Taking dahlia cuttings in the fall is one of the best ways to ensure your most loved varieties return year after year, giving you peace of mind and a more beautiful landscape.
If you are ready to expand your collection even further, we invite you to explore our wide selection of decorative dahlias. Growing these stunning flowers is one of life's simple pleasures, and we are here to support you every step of the way.
FAQ
Is it better to take dahlia cuttings in the spring or the autumn?
Both have advantages. Spring cuttings are easier because the plants naturally want to grow as the days get longer, and you don't have to keep them indoors for very long. Autumn cuttings are better for preserving "sports" or color mutations and for ensuring you don't lose varieties that have tubers that are difficult to store over winter. If you want a refresher on the process, see our How to Take Dahlia Cuttings From Plants: A Step-by-Step Guide.
Do I need to use rooting hormone for autumn cuttings?
While not strictly necessary, rooting hormone is highly recommended for autumn cuttings. Because the plant's natural growth cycle is slowing down in the fall, the extra boost from the hormone can help the stem produce roots faster and protect it from rot while it is in the rooting medium.

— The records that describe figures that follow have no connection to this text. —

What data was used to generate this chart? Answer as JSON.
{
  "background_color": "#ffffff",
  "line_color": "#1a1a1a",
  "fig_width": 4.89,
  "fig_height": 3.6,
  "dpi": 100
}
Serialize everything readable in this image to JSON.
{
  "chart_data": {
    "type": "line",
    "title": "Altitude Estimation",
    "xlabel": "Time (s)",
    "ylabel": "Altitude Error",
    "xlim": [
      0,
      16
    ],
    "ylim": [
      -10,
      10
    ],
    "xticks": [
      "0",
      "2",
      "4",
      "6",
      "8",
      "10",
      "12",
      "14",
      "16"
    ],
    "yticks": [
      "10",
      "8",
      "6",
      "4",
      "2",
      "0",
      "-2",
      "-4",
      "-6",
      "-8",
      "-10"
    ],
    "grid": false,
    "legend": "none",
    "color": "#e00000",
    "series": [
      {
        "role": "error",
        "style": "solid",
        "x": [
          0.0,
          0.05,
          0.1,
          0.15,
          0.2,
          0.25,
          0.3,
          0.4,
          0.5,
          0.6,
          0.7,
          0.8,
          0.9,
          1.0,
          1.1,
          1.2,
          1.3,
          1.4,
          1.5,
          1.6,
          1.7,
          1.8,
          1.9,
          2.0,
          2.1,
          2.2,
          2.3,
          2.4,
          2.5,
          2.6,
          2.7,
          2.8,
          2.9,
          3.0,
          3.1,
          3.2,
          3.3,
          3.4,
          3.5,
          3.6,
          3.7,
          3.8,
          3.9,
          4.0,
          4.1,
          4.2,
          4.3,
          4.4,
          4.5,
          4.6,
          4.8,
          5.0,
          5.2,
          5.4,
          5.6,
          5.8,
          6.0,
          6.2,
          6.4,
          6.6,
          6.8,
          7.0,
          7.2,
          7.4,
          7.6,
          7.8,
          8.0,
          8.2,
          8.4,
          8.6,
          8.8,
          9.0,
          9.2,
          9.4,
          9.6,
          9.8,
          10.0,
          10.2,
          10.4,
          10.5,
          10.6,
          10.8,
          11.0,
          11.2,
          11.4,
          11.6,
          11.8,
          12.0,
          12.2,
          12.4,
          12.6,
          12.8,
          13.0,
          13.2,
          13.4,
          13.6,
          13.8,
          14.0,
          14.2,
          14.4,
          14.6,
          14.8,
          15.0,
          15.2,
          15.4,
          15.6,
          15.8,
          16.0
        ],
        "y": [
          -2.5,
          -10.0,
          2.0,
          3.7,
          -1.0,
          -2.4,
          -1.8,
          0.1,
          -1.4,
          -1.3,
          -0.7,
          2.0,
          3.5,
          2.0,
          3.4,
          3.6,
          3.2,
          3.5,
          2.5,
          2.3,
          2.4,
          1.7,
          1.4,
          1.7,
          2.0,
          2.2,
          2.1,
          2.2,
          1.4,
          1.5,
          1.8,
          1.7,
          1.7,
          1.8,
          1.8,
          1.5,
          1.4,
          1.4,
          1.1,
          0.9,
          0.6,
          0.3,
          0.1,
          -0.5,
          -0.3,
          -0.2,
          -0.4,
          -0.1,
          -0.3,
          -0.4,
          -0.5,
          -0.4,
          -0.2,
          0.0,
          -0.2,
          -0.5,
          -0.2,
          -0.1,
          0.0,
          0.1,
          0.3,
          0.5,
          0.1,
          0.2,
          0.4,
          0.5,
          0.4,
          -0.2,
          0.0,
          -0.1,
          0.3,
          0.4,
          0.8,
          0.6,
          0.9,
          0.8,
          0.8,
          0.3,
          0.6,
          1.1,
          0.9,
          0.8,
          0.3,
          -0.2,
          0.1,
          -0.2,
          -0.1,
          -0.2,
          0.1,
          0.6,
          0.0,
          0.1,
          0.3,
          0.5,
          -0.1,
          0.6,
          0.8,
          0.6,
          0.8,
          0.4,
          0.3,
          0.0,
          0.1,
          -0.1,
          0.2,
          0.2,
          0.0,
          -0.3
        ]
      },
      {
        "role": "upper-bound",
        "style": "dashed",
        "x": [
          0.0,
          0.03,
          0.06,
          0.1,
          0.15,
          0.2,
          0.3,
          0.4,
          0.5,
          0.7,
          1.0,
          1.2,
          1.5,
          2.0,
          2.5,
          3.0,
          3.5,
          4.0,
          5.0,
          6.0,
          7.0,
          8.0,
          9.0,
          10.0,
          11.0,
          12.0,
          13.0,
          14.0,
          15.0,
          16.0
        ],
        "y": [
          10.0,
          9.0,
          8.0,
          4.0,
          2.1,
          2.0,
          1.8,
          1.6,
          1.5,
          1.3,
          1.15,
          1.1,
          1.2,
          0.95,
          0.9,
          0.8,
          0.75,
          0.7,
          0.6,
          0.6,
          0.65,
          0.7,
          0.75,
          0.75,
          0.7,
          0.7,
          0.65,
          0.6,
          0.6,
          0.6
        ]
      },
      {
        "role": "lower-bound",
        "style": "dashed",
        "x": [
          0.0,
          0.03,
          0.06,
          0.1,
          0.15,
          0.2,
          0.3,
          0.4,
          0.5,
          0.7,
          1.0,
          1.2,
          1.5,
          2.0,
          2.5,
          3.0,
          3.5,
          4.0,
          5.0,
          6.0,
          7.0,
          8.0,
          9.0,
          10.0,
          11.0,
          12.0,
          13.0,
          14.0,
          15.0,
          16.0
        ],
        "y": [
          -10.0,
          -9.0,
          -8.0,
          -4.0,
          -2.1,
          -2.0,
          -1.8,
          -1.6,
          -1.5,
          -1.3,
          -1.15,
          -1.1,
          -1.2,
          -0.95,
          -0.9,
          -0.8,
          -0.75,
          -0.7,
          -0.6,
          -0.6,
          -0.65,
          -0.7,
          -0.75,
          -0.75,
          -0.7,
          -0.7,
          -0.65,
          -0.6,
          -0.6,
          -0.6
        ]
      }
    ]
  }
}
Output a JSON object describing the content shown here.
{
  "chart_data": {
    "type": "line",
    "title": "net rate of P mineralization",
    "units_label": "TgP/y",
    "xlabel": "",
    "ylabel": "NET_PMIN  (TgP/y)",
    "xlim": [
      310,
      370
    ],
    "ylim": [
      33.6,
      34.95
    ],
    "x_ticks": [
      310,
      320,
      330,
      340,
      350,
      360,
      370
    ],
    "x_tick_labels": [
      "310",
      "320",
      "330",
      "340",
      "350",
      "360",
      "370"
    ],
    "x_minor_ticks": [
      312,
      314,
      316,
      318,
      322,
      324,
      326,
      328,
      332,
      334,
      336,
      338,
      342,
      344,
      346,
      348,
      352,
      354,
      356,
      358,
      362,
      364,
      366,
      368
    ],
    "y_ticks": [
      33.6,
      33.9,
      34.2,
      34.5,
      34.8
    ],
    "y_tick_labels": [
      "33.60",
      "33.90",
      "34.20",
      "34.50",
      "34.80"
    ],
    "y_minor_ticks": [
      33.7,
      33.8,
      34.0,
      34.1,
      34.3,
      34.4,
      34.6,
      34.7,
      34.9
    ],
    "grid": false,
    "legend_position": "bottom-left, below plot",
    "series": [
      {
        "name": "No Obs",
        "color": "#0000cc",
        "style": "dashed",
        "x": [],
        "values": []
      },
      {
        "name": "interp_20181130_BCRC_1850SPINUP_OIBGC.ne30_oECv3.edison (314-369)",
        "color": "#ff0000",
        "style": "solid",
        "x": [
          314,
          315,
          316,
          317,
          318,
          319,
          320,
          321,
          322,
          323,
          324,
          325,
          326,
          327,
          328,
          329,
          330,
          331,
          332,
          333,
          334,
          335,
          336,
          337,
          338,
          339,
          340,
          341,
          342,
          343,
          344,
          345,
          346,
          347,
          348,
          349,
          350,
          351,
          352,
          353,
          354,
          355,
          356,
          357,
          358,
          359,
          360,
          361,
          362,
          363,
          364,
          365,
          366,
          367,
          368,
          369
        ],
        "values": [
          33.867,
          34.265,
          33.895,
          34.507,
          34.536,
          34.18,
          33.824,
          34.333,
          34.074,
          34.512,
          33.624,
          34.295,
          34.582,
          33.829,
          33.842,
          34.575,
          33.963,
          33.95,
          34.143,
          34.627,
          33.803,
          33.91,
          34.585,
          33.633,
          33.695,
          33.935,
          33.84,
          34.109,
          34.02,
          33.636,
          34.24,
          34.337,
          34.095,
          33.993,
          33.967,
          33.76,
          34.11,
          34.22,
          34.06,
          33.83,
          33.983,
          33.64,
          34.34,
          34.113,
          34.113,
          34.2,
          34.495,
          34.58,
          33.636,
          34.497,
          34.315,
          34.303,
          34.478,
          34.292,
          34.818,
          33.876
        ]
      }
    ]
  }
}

Why do my autumn cuttings need 16 hours of light?
Dahlias are "short-day" plants when it comes to tuber formation. If they receive less than 12 hours of light, they stop growing leaves and start focusing all their energy on making tubers and going dormant. To keep a cutting growing and green through the winter, you must provide "long-day" conditions (14–16 hours) using grow lights.
Can I root dahlia cuttings in water?
Yes, you can root dahlia cuttings in a glass of clean water. However, the roots that form in water are often more fragile than those grown in a soil-based medium. If you use the water method, be very gentle when transplanting the cutting into soil, and do so as soon as the roots are about an inch long.